Remote response element locations can complicate assignment of cognate target genes. An extreme example is olfactory receptor gene expression, which is governed by a regulatory element that can operate on target genes located on different chromosomes [47
]. In this study, we assigned the GREs to the nearest RefSeq gene responsive to dex in A549 cells. In other contexts, these GREs may be nonfunctional or may operate on genes other than those assigned in A549 cells (). Clearly, unequivocal assignment of a GRE to a given target gene will require genetic manipulations not readily accessible in mammalian cells at present. It is encouraging, however, that GR occupancy of GREs correlated strongly with glucocorticoid responsiveness of adjacent genes, supporting the view that these are bona fide direct GR targets (; ). In fact, when these genes were subjected to Gene Ontology analysis, we found that they were enriched in cell growth and immune responses (unpublished data), two biological processes regulated by GR in A549 cells [48
]. We found GR occupancy at genes up- and down-regulated in response to dex, consistent with GR serving either as activator or repressor in different contexts. At present, we cannot assess the significance of the finding that GR was detected at GREs adjacent to activated genes versus repressed genes at a 6:1 ratio in A549 cells; whether this difference reflects differences in GRE occupancy, epitope accessibility, crosslinking efficiency, or other variables has not been determined.
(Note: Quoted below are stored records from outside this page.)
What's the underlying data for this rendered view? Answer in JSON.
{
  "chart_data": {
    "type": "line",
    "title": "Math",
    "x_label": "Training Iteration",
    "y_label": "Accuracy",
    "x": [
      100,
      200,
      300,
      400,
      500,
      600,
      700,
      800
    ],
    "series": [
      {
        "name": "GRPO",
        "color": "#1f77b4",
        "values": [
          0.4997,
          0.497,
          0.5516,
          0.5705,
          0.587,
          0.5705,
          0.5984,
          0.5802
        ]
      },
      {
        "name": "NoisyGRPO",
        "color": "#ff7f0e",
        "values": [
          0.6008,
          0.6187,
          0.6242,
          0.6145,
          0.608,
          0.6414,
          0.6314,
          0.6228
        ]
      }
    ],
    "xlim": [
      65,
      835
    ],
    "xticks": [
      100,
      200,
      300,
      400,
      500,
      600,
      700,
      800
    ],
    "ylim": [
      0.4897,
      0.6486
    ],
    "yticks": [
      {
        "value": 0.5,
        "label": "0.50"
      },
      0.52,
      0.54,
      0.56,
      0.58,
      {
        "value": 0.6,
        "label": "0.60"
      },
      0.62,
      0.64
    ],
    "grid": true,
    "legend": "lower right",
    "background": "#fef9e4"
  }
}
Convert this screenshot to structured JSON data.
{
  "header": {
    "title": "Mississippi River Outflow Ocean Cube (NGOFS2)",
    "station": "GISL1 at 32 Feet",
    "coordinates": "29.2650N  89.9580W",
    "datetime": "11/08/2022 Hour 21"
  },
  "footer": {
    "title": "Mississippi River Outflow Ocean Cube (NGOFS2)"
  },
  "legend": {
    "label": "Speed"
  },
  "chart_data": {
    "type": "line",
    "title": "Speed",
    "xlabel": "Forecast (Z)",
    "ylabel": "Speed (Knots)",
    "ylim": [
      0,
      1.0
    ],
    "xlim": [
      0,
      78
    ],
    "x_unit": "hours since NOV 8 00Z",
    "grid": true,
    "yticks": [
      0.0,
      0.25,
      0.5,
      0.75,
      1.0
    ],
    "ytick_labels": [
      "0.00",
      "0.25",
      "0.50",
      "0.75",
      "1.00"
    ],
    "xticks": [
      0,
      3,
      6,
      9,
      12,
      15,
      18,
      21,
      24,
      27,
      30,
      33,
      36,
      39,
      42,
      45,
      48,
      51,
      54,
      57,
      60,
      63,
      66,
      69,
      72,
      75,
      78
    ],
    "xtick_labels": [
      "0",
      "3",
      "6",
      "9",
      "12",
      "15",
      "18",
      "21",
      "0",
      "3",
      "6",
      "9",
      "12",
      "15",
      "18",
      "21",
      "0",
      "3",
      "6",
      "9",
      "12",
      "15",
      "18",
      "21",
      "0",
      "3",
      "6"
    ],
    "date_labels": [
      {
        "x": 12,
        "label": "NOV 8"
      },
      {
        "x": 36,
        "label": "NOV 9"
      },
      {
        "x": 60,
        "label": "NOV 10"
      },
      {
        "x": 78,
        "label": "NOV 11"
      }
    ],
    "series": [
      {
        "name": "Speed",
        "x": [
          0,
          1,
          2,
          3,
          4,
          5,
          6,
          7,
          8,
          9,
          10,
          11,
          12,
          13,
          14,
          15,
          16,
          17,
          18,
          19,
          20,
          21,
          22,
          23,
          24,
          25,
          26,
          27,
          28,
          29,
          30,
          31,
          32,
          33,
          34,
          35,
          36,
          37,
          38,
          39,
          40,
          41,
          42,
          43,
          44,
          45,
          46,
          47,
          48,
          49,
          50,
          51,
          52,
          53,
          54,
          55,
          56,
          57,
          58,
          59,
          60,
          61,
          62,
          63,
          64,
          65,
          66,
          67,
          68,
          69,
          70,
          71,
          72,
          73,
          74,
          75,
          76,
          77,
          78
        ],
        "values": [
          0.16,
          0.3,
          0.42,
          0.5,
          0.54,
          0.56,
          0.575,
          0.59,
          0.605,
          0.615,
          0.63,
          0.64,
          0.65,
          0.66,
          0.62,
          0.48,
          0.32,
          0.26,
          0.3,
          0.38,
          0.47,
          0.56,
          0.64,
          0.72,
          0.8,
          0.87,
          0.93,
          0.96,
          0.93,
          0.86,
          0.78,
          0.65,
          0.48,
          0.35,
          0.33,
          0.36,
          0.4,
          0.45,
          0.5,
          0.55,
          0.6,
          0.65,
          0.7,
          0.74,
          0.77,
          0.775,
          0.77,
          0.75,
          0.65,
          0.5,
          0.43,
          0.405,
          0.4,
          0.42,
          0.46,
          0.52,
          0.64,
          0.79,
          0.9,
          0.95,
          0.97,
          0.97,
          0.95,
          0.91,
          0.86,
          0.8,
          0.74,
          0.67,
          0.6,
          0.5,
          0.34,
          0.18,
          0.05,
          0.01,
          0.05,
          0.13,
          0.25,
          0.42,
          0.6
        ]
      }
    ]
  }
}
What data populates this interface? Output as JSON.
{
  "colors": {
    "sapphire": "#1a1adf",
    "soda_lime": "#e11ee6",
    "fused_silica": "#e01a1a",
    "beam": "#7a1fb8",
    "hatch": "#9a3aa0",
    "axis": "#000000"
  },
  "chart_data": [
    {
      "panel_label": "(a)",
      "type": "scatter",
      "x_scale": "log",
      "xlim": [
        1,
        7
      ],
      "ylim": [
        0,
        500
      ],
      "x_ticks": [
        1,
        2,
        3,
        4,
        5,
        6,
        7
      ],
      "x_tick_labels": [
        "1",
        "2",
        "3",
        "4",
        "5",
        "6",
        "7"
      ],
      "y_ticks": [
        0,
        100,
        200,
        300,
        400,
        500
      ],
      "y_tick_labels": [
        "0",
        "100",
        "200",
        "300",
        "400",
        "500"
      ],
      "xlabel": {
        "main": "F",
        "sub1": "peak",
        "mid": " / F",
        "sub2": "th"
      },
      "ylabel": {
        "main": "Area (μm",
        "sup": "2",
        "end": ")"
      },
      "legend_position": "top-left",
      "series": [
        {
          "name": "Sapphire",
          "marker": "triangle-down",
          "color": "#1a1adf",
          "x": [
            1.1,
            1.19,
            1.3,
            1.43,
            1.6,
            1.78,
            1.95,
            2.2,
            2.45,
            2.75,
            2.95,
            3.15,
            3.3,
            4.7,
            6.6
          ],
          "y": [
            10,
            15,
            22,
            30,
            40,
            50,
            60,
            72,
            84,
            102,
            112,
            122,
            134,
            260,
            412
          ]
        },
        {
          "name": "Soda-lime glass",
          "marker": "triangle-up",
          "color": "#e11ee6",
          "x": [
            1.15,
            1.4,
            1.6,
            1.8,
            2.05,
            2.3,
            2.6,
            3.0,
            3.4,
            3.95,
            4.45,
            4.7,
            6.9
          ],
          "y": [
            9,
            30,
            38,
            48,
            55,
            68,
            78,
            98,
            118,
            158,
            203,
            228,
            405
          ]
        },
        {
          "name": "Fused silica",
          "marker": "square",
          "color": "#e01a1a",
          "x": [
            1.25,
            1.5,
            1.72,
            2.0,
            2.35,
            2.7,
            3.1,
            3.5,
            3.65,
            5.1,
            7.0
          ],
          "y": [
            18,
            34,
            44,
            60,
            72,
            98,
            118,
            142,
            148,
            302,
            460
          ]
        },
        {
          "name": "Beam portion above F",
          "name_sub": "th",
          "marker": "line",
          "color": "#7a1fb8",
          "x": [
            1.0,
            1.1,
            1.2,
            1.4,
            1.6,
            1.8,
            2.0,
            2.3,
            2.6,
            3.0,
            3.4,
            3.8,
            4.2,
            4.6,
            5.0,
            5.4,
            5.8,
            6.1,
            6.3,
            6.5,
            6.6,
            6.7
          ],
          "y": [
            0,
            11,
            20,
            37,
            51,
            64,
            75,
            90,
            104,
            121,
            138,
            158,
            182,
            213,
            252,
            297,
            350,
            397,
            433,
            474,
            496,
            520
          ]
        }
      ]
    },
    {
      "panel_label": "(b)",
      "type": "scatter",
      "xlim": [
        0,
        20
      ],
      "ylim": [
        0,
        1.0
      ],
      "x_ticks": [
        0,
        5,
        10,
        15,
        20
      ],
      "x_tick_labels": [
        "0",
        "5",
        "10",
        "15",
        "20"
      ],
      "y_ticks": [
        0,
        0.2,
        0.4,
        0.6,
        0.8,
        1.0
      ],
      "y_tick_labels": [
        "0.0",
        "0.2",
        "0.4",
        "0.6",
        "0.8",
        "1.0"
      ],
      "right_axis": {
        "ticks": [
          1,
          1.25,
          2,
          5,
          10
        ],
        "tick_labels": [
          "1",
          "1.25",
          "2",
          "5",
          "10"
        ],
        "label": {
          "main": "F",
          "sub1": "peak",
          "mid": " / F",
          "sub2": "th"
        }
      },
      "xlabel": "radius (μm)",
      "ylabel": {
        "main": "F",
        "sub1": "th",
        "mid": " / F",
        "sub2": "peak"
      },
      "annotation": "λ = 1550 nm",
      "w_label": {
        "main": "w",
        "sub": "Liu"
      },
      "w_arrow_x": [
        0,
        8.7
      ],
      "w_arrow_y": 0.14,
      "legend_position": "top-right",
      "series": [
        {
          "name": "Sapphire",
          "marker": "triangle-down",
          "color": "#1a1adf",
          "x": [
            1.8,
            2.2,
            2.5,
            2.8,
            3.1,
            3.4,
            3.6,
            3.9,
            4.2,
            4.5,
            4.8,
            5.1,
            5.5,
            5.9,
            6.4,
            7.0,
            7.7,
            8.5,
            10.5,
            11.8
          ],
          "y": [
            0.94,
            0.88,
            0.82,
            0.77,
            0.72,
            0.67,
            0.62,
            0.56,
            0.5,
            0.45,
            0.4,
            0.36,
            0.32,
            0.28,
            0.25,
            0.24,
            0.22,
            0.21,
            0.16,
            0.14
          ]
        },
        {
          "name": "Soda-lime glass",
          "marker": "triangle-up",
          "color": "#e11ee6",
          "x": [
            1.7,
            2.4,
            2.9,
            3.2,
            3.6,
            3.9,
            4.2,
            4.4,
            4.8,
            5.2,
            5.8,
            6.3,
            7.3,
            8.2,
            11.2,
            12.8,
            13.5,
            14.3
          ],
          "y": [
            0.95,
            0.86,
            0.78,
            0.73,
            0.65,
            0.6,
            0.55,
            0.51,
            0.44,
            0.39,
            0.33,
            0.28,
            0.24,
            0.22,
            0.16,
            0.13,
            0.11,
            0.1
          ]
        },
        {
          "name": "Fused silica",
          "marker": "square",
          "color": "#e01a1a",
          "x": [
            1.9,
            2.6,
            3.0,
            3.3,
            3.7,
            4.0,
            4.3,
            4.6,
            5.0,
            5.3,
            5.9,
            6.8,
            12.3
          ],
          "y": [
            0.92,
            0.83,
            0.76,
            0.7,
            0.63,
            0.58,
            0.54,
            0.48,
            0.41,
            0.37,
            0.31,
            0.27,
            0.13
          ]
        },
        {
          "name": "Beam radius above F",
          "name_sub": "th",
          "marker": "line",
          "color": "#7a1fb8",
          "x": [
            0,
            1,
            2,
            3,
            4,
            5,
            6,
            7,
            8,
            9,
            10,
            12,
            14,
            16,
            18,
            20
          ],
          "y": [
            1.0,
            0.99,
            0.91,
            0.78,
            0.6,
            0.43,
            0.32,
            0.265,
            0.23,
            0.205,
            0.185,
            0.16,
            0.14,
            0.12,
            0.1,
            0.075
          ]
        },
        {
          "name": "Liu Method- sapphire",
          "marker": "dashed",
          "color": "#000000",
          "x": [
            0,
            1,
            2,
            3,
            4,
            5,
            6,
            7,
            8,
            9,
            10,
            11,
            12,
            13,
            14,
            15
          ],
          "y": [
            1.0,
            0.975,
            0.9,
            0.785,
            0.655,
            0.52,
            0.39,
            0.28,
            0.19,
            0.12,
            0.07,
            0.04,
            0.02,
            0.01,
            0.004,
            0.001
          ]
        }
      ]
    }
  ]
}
Genomic response elements orchestrate transcriptional networks to mediate cellular processes for single- and multicellular organisms. The present study advanced our understanding of the organization, evolution, and function of GREs and at the same time raised a series of interesting questions. Among the more intriguing: How is GR occupancy restricted to a small subset of potential GREs in a given cell context? What is driving the strong conservation of virtually every base pair within the core GR binding sequence at individual GREs? Addressing these and other questions raised in our study will contribute additional new insights about gene regulation by GR and by other regulatory factors.